A ping of 150ms is a completely different situation.
In an online game with 150ms ping your game engine is still operating at say 5-45ms per frame and your movement/input lag will be below that as well, it's just players within your game would sometimes jump about within your normally running game. That is a complete different concept to the entire game having crappy lag and everything you do doesn't appear to you until 150ms later. Also that 150ms is the return trip for information with exceptionally little processing going on at the other end. With cloud gaming that 150ms would be the minimum, on top of that you would have the frame being processed.
I assume your not a fan of the cloud based gaming tech them DM or is it just the currant state of the implementation of it ?
Anything about how it currently runs is woeful, nothing even connected to how they run at the moment is feasible for even 'good' gaming, let alone anything like what you can do at home today. All modding, gone, high IQ, gone, low latency, gone.

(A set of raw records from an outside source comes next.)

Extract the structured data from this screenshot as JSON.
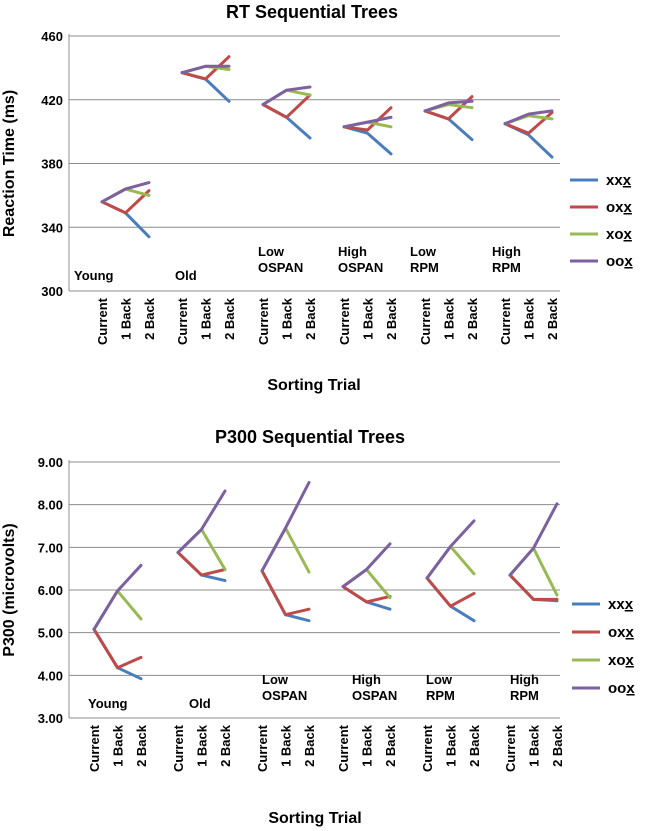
{
  "chart_data": [
    {
      "type": "line",
      "title": "RT Sequential Trees",
      "xlabel": "Sorting Trial",
      "ylabel": "Reaction Time (ms)",
      "ylim": [
        300,
        460
      ],
      "yticks": [
        "300",
        "340",
        "380",
        "420",
        "460"
      ],
      "categories": [
        "Current",
        "1 Back",
        "2 Back"
      ],
      "groups": [
        {
          "label": [
            "Young"
          ]
        },
        {
          "label": [
            "Old"
          ]
        },
        {
          "label": [
            "Low",
            "OSPAN"
          ]
        },
        {
          "label": [
            "High",
            "OSPAN"
          ]
        },
        {
          "label": [
            "Low",
            "RPM"
          ]
        },
        {
          "label": [
            "High",
            "RPM"
          ]
        }
      ],
      "series": [
        {
          "name": "xxx",
          "legend": "xx",
          "legend_u": "x",
          "color": "#4a7ebb",
          "values": [
            [
              356,
              349,
              334
            ],
            [
              437,
              433,
              419
            ],
            [
              417,
              409,
              396
            ],
            [
              403,
              399,
              386
            ],
            [
              413,
              408,
              395
            ],
            [
              405,
              398,
              384
            ]
          ]
        },
        {
          "name": "oxx",
          "legend": "ox",
          "legend_u": "x",
          "color": "#be4b48",
          "values": [
            [
              356,
              349,
              363
            ],
            [
              437,
              433,
              447
            ],
            [
              417,
              409,
              423
            ],
            [
              403,
              401,
              415
            ],
            [
              413,
              408,
              422
            ],
            [
              405,
              399,
              412
            ]
          ]
        },
        {
          "name": "xox",
          "legend": "xo",
          "legend_u": "x",
          "color": "#98b954",
          "values": [
            [
              356,
              364,
              360
            ],
            [
              437,
              441,
              439
            ],
            [
              417,
              426,
              423
            ],
            [
              403,
              406,
              403
            ],
            [
              413,
              417,
              415
            ],
            [
              405,
              410,
              408
            ]
          ]
        },
        {
          "name": "oox",
          "legend": "oo",
          "legend_u": "x",
          "color": "#7d60a0",
          "values": [
            [
              356,
              364,
              368
            ],
            [
              437,
              441,
              441
            ],
            [
              417,
              426,
              428
            ],
            [
              403,
              406,
              409
            ],
            [
              413,
              418,
              419
            ],
            [
              405,
              411,
              413
            ]
          ]
        }
      ]
    },
    {
      "type": "line",
      "title": "P300 Sequential Trees",
      "xlabel": "Sorting Trial",
      "ylabel": "P300 (microvolts)",
      "ylim": [
        3.0,
        9.0
      ],
      "yticks": [
        "3.00",
        "4.00",
        "5.00",
        "6.00",
        "7.00",
        "8.00",
        "9.00"
      ],
      "categories": [
        "Current",
        "1 Back",
        "2 Back"
      ],
      "groups": [
        {
          "label": [
            "Young"
          ]
        },
        {
          "label": [
            "Old"
          ]
        },
        {
          "label": [
            "Low",
            "OSPAN"
          ]
        },
        {
          "label": [
            "High",
            "OSPAN"
          ]
        },
        {
          "label": [
            "Low",
            "RPM"
          ]
        },
        {
          "label": [
            "High",
            "RPM"
          ]
        }
      ],
      "series": [
        {
          "name": "xxx",
          "legend": "xx",
          "legend_u": "x",
          "color": "#4a7ebb",
          "values": [
            [
              5.08,
              4.18,
              3.92
            ],
            [
              6.88,
              6.35,
              6.22
            ],
            [
              6.45,
              5.42,
              5.28
            ],
            [
              6.08,
              5.72,
              5.55
            ],
            [
              6.28,
              5.62,
              5.28
            ],
            [
              6.35,
              5.78,
              5.75
            ]
          ]
        },
        {
          "name": "oxx",
          "legend": "ox",
          "legend_u": "x",
          "color": "#be4b48",
          "values": [
            [
              5.08,
              4.18,
              4.42
            ],
            [
              6.88,
              6.35,
              6.48
            ],
            [
              6.45,
              5.42,
              5.55
            ],
            [
              6.08,
              5.72,
              5.85
            ],
            [
              6.28,
              5.62,
              5.92
            ],
            [
              6.35,
              5.78,
              5.78
            ]
          ]
        },
        {
          "name": "xox",
          "legend": "xo",
          "legend_u": "x",
          "color": "#98b954",
          "values": [
            [
              5.08,
              5.98,
              5.32
            ],
            [
              6.88,
              7.42,
              6.48
            ],
            [
              6.45,
              7.45,
              6.42
            ],
            [
              6.08,
              6.48,
              5.82
            ],
            [
              6.28,
              7.02,
              6.38
            ],
            [
              6.35,
              6.98,
              5.88
            ]
          ]
        },
        {
          "name": "oox",
          "legend": "oo",
          "legend_u": "x",
          "color": "#7d60a0",
          "values": [
            [
              5.08,
              5.98,
              6.58
            ],
            [
              6.88,
              7.42,
              8.32
            ],
            [
              6.45,
              7.45,
              8.52
            ],
            [
              6.08,
              6.48,
              7.08
            ],
            [
              6.28,
              7.02,
              7.62
            ],
            [
              6.35,
              6.98,
              8.02
            ]
          ]
        }
      ]
    }
  ]
}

If you take say me playing GTA v now, I can get 120fps easily with xfire, that means movement I make in the game can be updated every 8ms or so, no perceivable input lag and smooth as butter gaming at the settings I chose. Take that to streaming and one, they wouldn't provide me with xfire 290s level of performance so IQ takes a nose dive, 120hz, no chance, no where near as smooth, mods, no chance. But more importantly, my input has to go to them to be processed which means I turn, it gets, even with a great ping 15ms later to them, gets processed which if lucky would be at 60hz kind of performance so another 16ms later, then it has to come back to me. So realistically the minimum input latency will be 45ms. In reality more processing needs to be done, the image needs to be compressed, it has to be fiddled with at this end before being displayed and the last I heard Grid and other game streaming services were in the 200ms or above range, with 200ms considered good performance considering what is achievable today.
Even at it's absolute best, if you could rent 2 high end gpus and get 120hz of high IQ stuff back... and they created a cloud network that had almost negligible excess lag, on a freaking awesome connection you will get 45ms input latency.... which is effectively 10 times worse than what I have gaming at home.
The tech isn't there and likely won't ever be because basic connections across the internet are surprisingly fast already. Accessing a server somewhere within the local area 8-10ms is as low as you will realistically ever get. You have to go through routing hardware in the box you're connected to, at the exchange that box is connected to, from that exchange to your ISP's link to a backbone, from backbone to the server and then back. Into and out of multiple routers determines a realistic minimum latency that honestly won't ever be overcome. These things use fibre optics and the speed of light for most of the communication stages.
Latency sensitive applications suck on the internet, things that aren't sensitive to latency like video/music are awesome. I've tried onlive, it was horrendous for a single player type game, multiplayer through a cloud gaming service would only compound the issue and become horrific.